This article is something I feel I owe immediate gratification to. Partly because I feel I was raised on this system of thoughtless convenience. It's been simply enlightening, in terms of my own life and the behavior of a few of my service learning students. "Good Job!" was probably the phrase my mother uttered to me more than any other. Since moving out, my direction, my goals and my motivation just seem so depressingly distant and foggy. I can't help but believe that never being pushed to find satisfaction within my own accomplishments has lead to this.

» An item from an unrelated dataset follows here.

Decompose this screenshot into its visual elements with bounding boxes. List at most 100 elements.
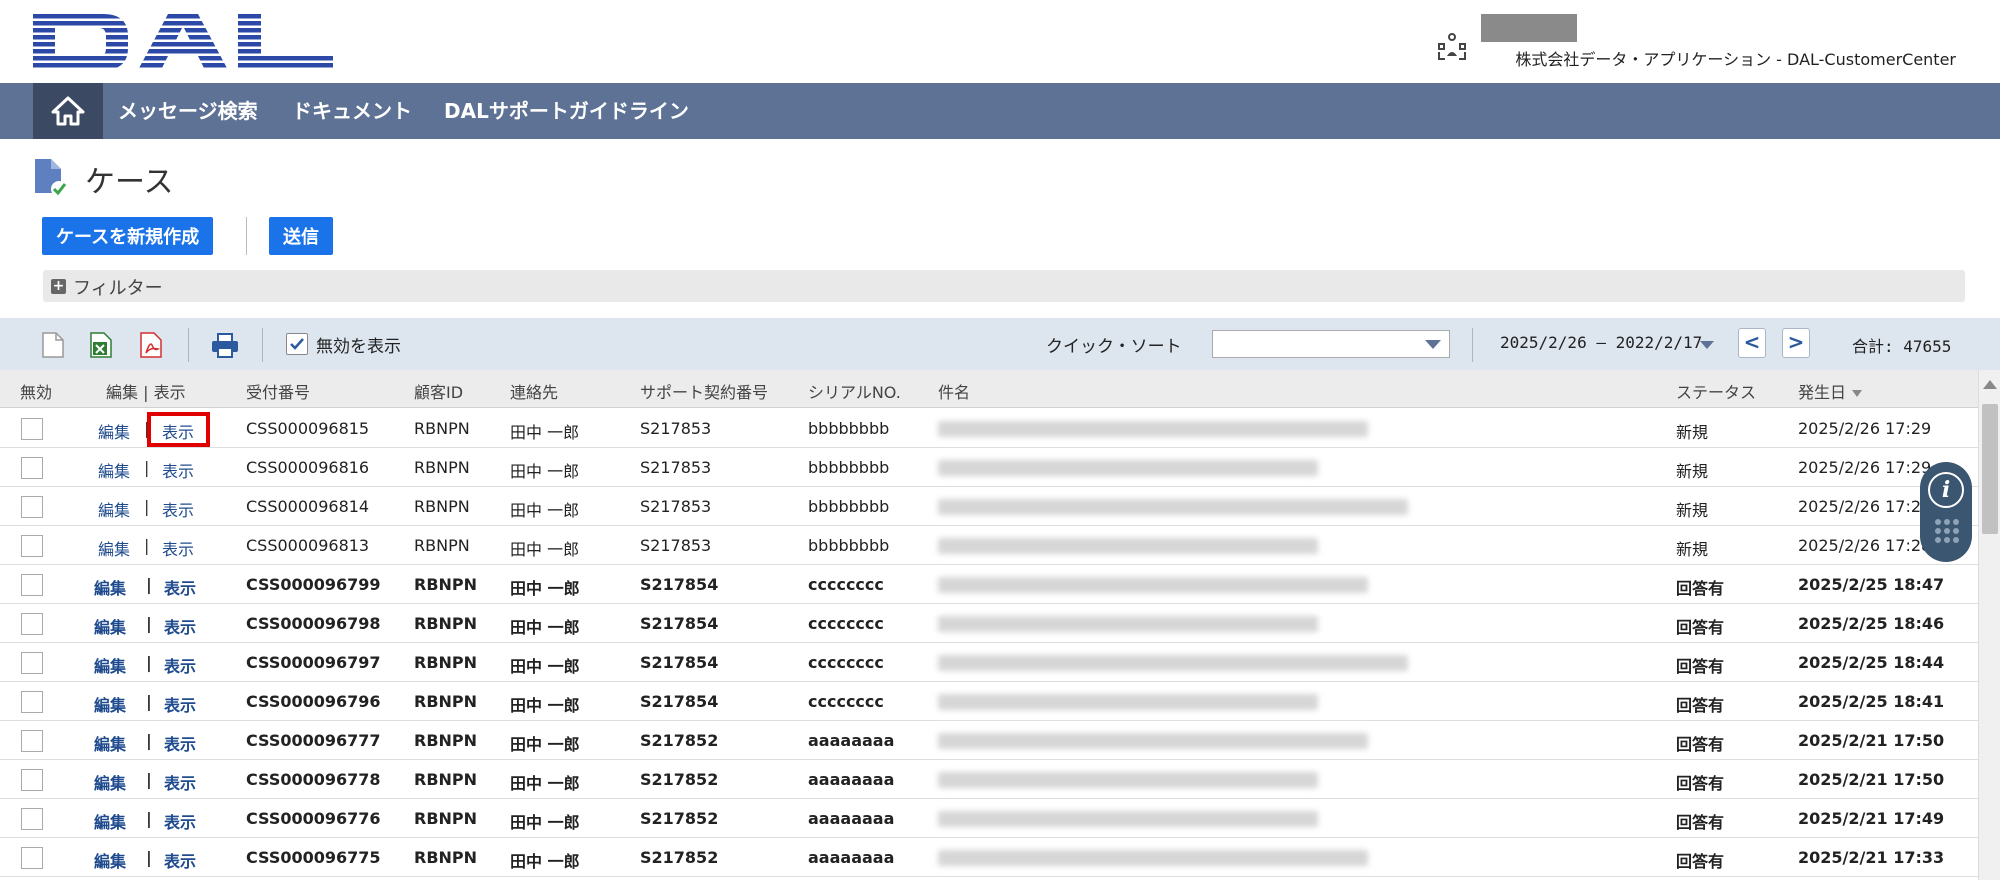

Within the art class I teach for service learning, there is one student I've been curious about. His ability to absorb a 10 minute set of instructions, and efficiently complete his class objective seems to surpass any other student in the class. When he is done, he helps those around him. Yet, the last two times I've met with the class he's asked for help on his assignment. I'll repeat the teachers instructions and about halfway through he'll begin his assigned work. He'll finish the first step, place his freshly cut paper down on the table, and just look at me with this confused look that reeks of insecurity. It's just now become apparent that his mood and self esteem at that point hinges on the same two words as so many other kids. He doesn't need my help at all, only my approval.
Points to share:
There is a reason so many respond with these monotonous phrases, because it's simple. It has become first nature after anyone mentions an accomplishment to hit the go-to phrase or some other sort of praise. Ditching it won't be easy but it remains obvious that it can't continue. Forms of praise turn children into drones, the alternatives boost self confidence and drive, all things that are directly related to success. When a child is taught to live his leave to please others, what happens when no one is left to please, what does it say about how much you value yourself?